Volmer: Man sollte zuerst kurz die Vorgeschichte erzählen. Duque Caxias wurde nach dem Militär­putsch 1964 wegen seiner Erdöl­raffinerien als strategischer Ort betrachtet. Sie galt als Stadt der höchsten Sicherheitsstufe. Eine Tradition der Gewalt läßt sich bis in die dreißiger Jahre zurück­verfolgen. Ab den fünf­ziger Jah­ren verwandelte sich Duque de Caxias in ein Ghetto, daß vor allem von Nordestinos bewohnt wurde. Heute stammen von den über 660.000 Ein­wohnerInnen mehr als 60 Prozent aus dem Nordosten. Geprägt ist die Stadt von einer klein- und mittelstän­dischen Industriestruktur und einem hohen Anteil an marginalisierter Bevölkerung. Insgesamt gibt es 72 Favelas und eine hohe Krimi­nalitätsrate. Dies war das Motiv für die Gründung der Todes­schwadrone. Die Gewalt stieg dann vor allem mit dem organi­sierten Verbrechen der Todes­schwadrone in den 60er und 70er Jahren an. Nach der Statistik gibt es in Duque de Caxias genauso­viele Morde wie in Rio.
Tania: Das liegt daran, daß ein großer Teil der Morde in Duque de Caxias nicht in der Stadt selbst verübt wurden. Die mei­sten Opfer hatten nie in Duque de Caxias gewohnt – aber ihre Leichen wurden dort auf­gefun­den. Das heißt, sie wurden in Rio umgebracht und nach Duque de Caxias transportiert, um die Nachforschungen zu be­hindern. Diese Situation hat sich aller­dings geändert. Heute sind wir zunehmend mit unserer eigenen Kriminalität konfron­tiert. In der Zwischenzeit gibt es hier eine gro゚e Anzahl von Personen, die systematisch töten, ohne straf­rechtlich verfolgt zu werden.
Welches sind die Hauptpro­bleme bei der Strafverfolgung?

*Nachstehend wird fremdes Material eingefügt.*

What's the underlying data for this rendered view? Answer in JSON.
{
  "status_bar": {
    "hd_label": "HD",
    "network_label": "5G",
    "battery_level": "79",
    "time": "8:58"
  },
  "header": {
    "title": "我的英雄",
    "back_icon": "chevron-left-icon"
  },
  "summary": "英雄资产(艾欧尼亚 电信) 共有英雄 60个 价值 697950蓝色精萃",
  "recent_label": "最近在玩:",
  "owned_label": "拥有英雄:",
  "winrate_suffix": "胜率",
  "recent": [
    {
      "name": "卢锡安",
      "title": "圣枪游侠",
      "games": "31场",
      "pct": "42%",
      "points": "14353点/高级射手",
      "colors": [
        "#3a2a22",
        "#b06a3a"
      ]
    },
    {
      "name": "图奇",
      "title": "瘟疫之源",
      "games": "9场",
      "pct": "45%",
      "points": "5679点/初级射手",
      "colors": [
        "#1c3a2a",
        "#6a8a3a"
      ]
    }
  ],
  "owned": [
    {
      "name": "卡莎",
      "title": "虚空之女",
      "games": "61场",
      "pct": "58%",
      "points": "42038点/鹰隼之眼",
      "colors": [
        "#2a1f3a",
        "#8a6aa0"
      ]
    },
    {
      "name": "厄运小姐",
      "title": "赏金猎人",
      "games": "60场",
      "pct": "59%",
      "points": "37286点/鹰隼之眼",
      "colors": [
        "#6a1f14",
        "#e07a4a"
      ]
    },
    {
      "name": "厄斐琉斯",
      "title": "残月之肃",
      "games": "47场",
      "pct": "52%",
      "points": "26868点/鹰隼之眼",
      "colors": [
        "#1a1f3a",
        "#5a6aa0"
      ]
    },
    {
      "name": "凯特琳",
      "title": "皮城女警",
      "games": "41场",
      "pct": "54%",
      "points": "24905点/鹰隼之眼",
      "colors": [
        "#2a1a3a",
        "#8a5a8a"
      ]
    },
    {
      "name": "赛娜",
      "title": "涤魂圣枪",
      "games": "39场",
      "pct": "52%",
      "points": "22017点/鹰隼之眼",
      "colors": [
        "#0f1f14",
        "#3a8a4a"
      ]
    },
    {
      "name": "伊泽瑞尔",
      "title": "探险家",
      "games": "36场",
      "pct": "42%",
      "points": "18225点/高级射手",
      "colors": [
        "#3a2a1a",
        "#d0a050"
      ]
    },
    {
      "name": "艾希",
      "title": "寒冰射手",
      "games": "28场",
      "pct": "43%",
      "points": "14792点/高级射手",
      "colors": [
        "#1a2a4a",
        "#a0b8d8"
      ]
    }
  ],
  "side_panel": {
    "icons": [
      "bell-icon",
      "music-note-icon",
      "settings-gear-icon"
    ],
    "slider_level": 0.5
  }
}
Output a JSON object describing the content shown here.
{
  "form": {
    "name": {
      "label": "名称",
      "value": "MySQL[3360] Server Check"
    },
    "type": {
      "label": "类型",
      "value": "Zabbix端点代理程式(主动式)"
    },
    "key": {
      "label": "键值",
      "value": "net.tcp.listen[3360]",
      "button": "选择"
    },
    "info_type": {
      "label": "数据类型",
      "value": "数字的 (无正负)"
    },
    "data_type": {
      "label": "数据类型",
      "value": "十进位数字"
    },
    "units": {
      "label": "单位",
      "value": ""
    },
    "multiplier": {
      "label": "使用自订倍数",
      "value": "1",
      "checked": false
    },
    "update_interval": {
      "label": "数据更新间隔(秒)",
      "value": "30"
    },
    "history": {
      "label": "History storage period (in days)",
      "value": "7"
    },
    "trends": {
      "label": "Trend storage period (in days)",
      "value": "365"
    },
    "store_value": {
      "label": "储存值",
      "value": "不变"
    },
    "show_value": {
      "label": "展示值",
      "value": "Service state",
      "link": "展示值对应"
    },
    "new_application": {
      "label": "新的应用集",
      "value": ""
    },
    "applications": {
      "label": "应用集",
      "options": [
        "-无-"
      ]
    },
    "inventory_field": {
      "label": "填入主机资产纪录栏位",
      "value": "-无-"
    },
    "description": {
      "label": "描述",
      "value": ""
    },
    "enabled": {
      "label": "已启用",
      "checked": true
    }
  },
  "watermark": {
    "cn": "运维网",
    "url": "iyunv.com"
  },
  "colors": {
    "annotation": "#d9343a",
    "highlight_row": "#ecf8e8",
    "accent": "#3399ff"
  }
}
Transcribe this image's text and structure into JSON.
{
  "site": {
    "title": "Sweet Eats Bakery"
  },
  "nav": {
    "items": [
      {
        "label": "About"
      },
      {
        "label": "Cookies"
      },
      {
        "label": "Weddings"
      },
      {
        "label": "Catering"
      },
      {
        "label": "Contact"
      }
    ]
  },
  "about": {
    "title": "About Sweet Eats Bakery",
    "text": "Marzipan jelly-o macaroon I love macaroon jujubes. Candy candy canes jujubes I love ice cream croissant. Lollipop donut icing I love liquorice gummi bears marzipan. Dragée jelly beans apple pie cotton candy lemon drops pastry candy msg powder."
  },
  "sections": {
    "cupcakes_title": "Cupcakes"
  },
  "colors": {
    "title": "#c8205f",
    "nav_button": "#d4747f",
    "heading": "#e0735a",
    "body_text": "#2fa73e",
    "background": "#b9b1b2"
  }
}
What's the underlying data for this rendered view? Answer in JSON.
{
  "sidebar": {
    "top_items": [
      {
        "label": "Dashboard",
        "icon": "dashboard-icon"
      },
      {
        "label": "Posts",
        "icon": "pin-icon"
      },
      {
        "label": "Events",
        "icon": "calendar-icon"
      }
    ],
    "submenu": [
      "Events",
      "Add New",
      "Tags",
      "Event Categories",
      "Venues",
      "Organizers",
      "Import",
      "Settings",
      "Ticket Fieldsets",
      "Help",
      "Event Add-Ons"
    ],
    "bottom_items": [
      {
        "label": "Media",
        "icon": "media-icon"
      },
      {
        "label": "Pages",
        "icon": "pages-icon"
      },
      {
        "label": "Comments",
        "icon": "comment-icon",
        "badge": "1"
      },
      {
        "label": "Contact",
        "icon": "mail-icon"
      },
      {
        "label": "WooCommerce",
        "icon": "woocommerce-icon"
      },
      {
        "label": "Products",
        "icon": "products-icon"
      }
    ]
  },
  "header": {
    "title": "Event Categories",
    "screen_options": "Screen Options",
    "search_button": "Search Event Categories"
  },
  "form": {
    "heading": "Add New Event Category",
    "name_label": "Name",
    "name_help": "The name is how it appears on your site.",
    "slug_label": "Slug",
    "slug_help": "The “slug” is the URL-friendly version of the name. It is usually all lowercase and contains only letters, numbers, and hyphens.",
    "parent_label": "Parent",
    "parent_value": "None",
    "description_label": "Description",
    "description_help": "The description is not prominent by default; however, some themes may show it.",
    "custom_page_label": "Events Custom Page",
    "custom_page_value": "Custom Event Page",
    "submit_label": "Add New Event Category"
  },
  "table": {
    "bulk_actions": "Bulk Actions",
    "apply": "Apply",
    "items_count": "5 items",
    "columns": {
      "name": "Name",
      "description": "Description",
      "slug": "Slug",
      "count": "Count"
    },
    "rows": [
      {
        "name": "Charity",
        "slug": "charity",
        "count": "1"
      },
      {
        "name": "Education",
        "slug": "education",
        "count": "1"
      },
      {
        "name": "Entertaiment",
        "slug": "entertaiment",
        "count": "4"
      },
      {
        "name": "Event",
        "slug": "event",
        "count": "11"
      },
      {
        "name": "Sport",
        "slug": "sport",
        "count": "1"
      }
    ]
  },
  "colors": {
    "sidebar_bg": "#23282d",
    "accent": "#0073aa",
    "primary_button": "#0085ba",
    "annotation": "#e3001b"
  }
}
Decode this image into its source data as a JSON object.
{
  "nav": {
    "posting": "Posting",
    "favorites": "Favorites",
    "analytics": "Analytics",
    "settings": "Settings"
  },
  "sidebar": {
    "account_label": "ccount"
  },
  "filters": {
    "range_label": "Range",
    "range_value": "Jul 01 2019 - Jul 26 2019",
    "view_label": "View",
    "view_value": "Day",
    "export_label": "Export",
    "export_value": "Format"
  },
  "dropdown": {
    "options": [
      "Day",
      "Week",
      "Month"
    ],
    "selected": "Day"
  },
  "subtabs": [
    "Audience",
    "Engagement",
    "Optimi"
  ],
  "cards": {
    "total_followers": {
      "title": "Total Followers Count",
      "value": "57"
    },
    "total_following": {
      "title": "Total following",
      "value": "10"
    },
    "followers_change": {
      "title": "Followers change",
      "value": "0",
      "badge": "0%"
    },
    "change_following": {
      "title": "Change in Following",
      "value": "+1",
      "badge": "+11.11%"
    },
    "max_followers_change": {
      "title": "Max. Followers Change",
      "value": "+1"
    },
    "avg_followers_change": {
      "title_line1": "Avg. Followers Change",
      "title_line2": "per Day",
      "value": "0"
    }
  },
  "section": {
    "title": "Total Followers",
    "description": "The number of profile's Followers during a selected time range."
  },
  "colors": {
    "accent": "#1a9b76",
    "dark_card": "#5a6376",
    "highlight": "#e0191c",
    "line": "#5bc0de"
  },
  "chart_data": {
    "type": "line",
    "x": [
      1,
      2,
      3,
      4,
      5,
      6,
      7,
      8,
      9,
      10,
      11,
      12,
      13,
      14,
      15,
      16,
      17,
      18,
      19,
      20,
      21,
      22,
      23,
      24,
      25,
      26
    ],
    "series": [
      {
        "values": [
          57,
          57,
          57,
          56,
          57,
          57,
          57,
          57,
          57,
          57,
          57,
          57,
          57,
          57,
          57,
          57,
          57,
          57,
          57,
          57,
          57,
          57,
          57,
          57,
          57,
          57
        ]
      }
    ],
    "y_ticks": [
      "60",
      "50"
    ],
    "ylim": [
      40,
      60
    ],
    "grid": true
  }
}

Tania: Gegen die Todes­schwadro­nen konnte man früher leichter vorgehen. Die Killer waren in die Gesellschaft integriert, sie hatten eine Wohnung, eine Ar­beit und einen Personalausweis. Auch wenn die Beweisführung immer schwierig war, konnte man sie verhält­nismäßig einfach festnehmen. Mit den Drogen­händlern ist es anders. Sie stehen außerhalb der Gesellschaft, ha­ben keine Arbeit und keine Wohnung. Selbst von Drogen­händlern, die vielfache Morde begangen haben, sind nicht ein­mal die Namen bekannt.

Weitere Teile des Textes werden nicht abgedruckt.